Believe me, I ain't highbrow. I am truly closer to Dr. Pepper and Velveeta than I am to wine and cheese. So news from the world of opera regularly escapes my notice. But imagine my surprise when I read the review of the newest opera to grace the stage in merry old England. The subject matter was not new -- a rags-to-riches tale that ends in tragedy. The main character was definitely new in opera circles. Anna Nicole Smith.
You remember her, right? The rather, um, buxom woman who married millionaire J. Howard Marshall who was a mere 62 years older that Smith. Besides her physical attributes and the marriage to the 89-year-old Marshall, Smith is best remembered from her reality show where she usually appeared mentally altered by some unknown substance or substances. The suspicions about her drug use were more or less confirmed when Smith died of a drug overdose in 1999.

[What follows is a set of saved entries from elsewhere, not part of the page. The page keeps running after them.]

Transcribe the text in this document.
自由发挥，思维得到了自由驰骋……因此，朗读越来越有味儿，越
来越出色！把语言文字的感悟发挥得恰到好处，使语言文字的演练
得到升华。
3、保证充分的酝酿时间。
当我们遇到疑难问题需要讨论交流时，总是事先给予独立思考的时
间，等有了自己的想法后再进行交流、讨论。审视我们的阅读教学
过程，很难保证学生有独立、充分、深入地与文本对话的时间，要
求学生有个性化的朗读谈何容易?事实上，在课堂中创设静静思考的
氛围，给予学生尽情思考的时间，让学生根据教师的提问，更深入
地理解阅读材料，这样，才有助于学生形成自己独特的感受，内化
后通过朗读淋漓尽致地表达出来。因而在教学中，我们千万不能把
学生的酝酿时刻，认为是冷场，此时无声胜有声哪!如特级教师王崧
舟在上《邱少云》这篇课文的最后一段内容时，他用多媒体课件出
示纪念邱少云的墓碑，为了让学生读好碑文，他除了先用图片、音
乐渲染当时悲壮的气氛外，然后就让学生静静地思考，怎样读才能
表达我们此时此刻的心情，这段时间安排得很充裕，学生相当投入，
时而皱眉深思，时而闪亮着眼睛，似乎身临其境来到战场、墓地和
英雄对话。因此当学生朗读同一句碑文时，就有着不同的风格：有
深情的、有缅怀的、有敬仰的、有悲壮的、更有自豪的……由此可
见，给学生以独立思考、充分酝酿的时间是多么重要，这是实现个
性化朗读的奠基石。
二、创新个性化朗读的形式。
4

Anyway, some opera writer who is always in the market for a little controversy (and a little publicity) has Anna Nicole - the Opera running in London, and the initial reviews were actually mostly good. After all, operas don't have happy endings, do they? (I'm really asking. I don't have season tickets to the Met.) So a tragic star with a tragic end makes for a good story, opera-wise. Of course, when the subject of your opera is a former Playboy Playmate of the Year (so I'm told), then the presentation itself may just steam up a pair of opera glasses. But controversy sells tickets, and opera's creator seems to be a man who enjoys money.
And what a surprise to me that this guy is not only capitalizing on the trainwreck that was Anna Nicole Smith, but he also was a co-creator of an opera in the early 1990s about former Cincinnati mayor and talk show host, Jerry Springer! No word on whether or not members of the upper crust in the theater began chanting, "Jer-ry, Jer-ry, Jer-ry!' during the libretto.
With this trend already setting the opera world on it's collective ear, I think the high class crowd may be ready for my idea -- Charlie Sheen - the Opera. Picture the 'Two and a Half Men' co-star setting his views on curing oneself from alcoholism and his need to stop pretending he isn't a total rock star all to music. Not just any music, my friends. Opera. Imagine the operatic version of Sheen and his two female co-leads running amok through scene after scene of parties, strippers and car chases. (I'm not exactly sure how to stage the chase scenes just yet.) Imagine the delight of the audience as the many rants that have been a part of nearly every television interview show over the past two weeks are turned to melodic interpretations of classical themes. (Either that or have him sing 'Smoke on the Water.' Be patient with me. I'm still developing this idea.)
But as the creator of an opera about Charlie Sheen, the problem comes at the end. How does the story end? Where am I going to find a fat lady in Sheen's life to do some singing? And does the trainwreck that is Charlie Sheen end in total disaster or in redemption? I guess I'll have to keep my television on and find out.